Well, sort of. At the very least, this is inspired by some of the discussion about Matt Cain that I read over the off season, including various interesting posts about possible ways to explain Cain's exceptional BABIP and HR/FB. Many comments about the great Matt Cain FIP debate argued that after more than 1000 innings pitched in the big leagues, Cain's ERA ought to be closer to his FIP if FIP really described his true ability.
I've never seen anyone test that argument quantitatively (though I have not read exhaustively, so I will not be too surprised if the first response to this is a link to somewhere it was done better), so I set out to do that. My method was fairly simple. I went to fangraphs, downloaded a table with stats for all pitchers since 1920 (I chose to only look at the live ball era, perhaps arbitrarily), and from that table, selected all pitchers with at least 1000 IP in their career, which came to a total of 877 pitchers. Then, I just took the difference between ERA and FIP for each of those pitchers, and found the cumulative distribution function of this difference.
I started with an eyeball test. I plotted the cumulative distribution, and then plot a fit to the distribution assuming it was normal. It looks pretty good to me, but you can judge for yourself. The fit parameters I found were a mean difference between FIP and ERA of -0.04 and a standard deviation of 0.24. There are about as many pitchers with career ERA - FIP that are one standard deviation below and above the mean as would be expected for a normal distribution (~1/6 above and 1/6 below).
Uploaded with ImageShack.us
To more formally test the null hypothesis that this distribution is normally distributed, I used the Anderson-Darling test, which is a special case of the Kolmogorov-Smirnov test. The Anderson-Darling test compares the test "statistic" to a table of significance values. If the test statistic is larger than the number associated with a given significance level, you can reject the null hypothesis of normality at that significance. The result I found was that the difference between FIP and ERA being normally distributed cannot be ruled out. (For those interested in the numbers, the test statistic was 0.39, and the test statistic was 0.57 for a p-value of 0.15. That p-value corresponds to a 15% likelihood of the normal distribution being able to produce the distribution of the difference between FIP and ERA being, and since the test statistic for the difference distribution is smaller, that means a normal distribution is even harder to rule out.)
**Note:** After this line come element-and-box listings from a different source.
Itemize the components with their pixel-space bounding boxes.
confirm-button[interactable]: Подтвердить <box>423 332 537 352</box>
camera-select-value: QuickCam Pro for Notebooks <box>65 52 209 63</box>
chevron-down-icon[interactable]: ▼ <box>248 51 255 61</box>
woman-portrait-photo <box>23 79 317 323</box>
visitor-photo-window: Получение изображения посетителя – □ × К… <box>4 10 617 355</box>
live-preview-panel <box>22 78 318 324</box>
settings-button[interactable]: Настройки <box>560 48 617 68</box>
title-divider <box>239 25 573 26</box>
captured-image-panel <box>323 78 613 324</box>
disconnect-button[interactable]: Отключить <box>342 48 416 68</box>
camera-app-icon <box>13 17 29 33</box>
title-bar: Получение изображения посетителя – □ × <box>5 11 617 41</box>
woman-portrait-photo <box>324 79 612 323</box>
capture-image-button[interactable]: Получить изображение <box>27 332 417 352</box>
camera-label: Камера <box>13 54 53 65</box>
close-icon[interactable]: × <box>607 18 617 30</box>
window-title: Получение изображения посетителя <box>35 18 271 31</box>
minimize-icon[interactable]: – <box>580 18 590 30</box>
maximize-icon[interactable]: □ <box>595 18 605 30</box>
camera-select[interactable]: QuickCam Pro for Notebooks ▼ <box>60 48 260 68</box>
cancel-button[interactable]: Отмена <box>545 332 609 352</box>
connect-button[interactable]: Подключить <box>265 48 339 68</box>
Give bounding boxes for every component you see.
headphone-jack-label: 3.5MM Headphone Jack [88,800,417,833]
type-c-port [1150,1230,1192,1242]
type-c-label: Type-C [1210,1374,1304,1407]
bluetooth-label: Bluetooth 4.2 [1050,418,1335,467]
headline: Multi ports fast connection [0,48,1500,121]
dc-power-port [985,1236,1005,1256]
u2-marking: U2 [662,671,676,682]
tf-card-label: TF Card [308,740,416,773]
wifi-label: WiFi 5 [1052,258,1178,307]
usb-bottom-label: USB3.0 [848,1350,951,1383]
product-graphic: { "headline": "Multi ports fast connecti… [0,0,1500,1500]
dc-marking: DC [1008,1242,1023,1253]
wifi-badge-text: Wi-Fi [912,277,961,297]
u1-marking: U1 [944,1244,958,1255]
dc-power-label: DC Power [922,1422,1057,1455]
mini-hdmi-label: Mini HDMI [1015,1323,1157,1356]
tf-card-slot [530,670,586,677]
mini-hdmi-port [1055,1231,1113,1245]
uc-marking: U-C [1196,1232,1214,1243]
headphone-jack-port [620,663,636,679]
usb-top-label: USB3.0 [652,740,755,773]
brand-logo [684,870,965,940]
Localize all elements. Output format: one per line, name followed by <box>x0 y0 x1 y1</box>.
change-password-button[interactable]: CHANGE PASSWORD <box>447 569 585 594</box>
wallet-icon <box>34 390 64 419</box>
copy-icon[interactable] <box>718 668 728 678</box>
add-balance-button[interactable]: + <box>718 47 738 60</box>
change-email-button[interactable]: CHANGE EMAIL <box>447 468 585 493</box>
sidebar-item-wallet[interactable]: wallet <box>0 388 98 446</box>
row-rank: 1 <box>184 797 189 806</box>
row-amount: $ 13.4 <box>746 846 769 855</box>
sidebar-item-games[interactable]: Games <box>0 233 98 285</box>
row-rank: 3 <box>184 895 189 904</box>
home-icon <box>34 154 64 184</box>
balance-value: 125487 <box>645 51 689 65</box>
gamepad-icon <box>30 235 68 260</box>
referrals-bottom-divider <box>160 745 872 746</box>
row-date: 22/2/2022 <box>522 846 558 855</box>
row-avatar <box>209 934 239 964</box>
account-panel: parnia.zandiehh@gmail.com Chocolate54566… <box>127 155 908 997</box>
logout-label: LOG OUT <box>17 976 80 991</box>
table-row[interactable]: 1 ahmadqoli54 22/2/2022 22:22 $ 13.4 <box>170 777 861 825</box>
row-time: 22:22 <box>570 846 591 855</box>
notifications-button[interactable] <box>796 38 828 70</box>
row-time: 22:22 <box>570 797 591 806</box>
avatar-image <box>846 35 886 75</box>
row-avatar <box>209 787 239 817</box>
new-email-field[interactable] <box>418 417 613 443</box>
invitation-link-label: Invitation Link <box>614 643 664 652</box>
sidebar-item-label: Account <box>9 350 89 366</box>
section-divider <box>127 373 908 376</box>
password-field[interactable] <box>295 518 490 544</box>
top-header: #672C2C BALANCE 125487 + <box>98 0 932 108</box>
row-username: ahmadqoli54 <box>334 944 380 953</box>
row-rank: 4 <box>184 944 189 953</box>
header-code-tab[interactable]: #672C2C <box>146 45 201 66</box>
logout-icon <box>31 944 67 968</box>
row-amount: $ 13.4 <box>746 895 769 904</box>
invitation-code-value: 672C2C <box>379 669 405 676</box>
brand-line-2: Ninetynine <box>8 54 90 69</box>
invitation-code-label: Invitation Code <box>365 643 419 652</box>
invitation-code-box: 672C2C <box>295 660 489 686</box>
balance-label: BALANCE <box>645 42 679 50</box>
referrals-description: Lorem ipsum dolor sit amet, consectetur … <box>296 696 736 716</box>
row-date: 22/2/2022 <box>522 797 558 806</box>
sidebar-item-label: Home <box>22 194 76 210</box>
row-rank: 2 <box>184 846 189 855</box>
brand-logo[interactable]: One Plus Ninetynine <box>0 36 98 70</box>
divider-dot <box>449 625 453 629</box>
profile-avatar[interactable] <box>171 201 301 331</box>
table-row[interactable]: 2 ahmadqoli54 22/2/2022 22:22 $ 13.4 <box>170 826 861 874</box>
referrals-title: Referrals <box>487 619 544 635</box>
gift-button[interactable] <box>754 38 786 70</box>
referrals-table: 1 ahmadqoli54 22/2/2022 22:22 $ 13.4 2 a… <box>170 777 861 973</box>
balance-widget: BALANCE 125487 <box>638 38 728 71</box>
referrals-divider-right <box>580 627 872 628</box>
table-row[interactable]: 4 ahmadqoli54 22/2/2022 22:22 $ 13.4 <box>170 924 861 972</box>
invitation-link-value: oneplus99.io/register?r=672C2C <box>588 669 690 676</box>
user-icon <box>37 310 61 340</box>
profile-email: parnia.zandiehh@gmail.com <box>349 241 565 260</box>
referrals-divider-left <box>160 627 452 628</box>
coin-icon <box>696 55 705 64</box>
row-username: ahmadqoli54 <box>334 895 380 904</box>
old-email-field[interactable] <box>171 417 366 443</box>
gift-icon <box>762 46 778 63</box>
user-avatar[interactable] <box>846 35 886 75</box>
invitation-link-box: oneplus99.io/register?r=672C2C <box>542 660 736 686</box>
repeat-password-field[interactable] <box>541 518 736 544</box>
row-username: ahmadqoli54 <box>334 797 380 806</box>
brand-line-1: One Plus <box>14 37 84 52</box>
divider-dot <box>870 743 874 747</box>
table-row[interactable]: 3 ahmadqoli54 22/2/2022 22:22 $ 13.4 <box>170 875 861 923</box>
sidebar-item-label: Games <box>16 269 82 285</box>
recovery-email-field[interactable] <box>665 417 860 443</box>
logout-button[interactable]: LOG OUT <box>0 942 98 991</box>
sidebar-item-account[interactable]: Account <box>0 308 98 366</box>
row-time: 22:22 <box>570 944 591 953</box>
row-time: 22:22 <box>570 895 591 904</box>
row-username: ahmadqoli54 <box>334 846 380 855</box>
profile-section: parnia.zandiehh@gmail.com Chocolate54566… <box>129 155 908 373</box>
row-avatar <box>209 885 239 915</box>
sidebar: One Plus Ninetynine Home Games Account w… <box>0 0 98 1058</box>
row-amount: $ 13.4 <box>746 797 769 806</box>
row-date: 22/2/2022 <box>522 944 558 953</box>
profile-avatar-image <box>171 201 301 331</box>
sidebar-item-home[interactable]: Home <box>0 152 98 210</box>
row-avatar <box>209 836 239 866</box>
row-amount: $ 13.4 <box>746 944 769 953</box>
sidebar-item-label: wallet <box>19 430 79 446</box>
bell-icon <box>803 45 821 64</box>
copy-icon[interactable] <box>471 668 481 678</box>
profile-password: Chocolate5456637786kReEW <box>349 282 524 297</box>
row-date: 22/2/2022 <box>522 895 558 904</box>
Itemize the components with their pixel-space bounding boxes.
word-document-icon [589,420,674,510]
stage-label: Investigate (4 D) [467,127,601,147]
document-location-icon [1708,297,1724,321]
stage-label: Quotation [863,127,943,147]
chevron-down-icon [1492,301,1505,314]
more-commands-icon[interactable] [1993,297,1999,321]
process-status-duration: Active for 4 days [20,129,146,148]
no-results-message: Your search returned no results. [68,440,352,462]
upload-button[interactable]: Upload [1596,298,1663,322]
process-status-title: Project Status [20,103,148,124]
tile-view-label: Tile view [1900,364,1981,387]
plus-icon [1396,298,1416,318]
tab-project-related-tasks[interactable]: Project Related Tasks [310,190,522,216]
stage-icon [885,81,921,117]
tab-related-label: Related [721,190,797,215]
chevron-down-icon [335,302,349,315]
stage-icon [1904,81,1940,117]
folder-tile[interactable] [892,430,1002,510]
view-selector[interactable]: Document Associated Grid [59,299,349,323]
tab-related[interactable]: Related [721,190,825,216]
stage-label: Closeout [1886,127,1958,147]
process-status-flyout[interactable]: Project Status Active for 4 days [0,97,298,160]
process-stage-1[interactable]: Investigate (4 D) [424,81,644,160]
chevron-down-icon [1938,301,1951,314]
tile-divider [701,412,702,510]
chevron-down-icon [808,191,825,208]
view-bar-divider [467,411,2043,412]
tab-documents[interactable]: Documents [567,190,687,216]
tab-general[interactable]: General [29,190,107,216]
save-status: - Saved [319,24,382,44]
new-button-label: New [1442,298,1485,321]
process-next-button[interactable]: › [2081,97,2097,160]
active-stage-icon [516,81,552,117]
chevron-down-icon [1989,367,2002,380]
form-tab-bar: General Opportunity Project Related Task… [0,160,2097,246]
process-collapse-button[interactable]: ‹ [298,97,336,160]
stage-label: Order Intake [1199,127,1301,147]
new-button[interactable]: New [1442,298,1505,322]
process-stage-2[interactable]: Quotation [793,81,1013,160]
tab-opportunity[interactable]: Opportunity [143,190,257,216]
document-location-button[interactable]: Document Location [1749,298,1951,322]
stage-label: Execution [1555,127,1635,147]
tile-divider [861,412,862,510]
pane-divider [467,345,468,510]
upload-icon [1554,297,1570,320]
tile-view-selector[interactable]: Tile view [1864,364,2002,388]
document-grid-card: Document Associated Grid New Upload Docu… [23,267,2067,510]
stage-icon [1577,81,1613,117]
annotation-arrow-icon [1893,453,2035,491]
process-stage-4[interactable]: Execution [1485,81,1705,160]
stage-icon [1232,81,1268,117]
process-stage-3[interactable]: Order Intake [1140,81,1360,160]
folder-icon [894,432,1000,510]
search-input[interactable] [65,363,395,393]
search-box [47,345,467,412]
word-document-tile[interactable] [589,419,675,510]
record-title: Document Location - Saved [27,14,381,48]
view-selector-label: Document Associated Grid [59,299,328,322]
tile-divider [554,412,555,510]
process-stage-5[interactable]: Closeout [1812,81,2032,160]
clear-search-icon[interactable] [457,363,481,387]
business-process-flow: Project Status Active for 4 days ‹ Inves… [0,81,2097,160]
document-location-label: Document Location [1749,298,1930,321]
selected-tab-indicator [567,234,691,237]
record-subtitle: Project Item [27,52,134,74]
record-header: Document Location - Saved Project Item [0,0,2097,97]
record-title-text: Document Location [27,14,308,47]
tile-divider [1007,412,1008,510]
It is very important to note that this does not say anything meaningful about whether there is a skill underlying differences between FIP and ERA. Just because the distribution is not inconsistent with the normal distribution does not mean that it has to be produced by random chance. It does mean though that in spite of having pitched 1000 innings, it is entirely possible that Matt Cain's career ERA is 0.39 below his FIP due to chance.
One possible improvement to this analysis is accounting for differences between innings pitched. The standard deviation of the difference between FIP and ERA does decrease as the IP threshold increases. Another possible improvement would be a more appropriate statistical test for this set of data. I happened to choose this one because I had used it before, but it may be that there are better choices.
Random notes: Among pitchers with at least 1000 IP, Ryan Franklin is the owner of the largest outperformance of FIP, with an ERA of 4.03 and a FIP 0f 4.78. Len Barker had the biggest difference in the other direction, with an ERA of 4.34 and a FIP of 3.4.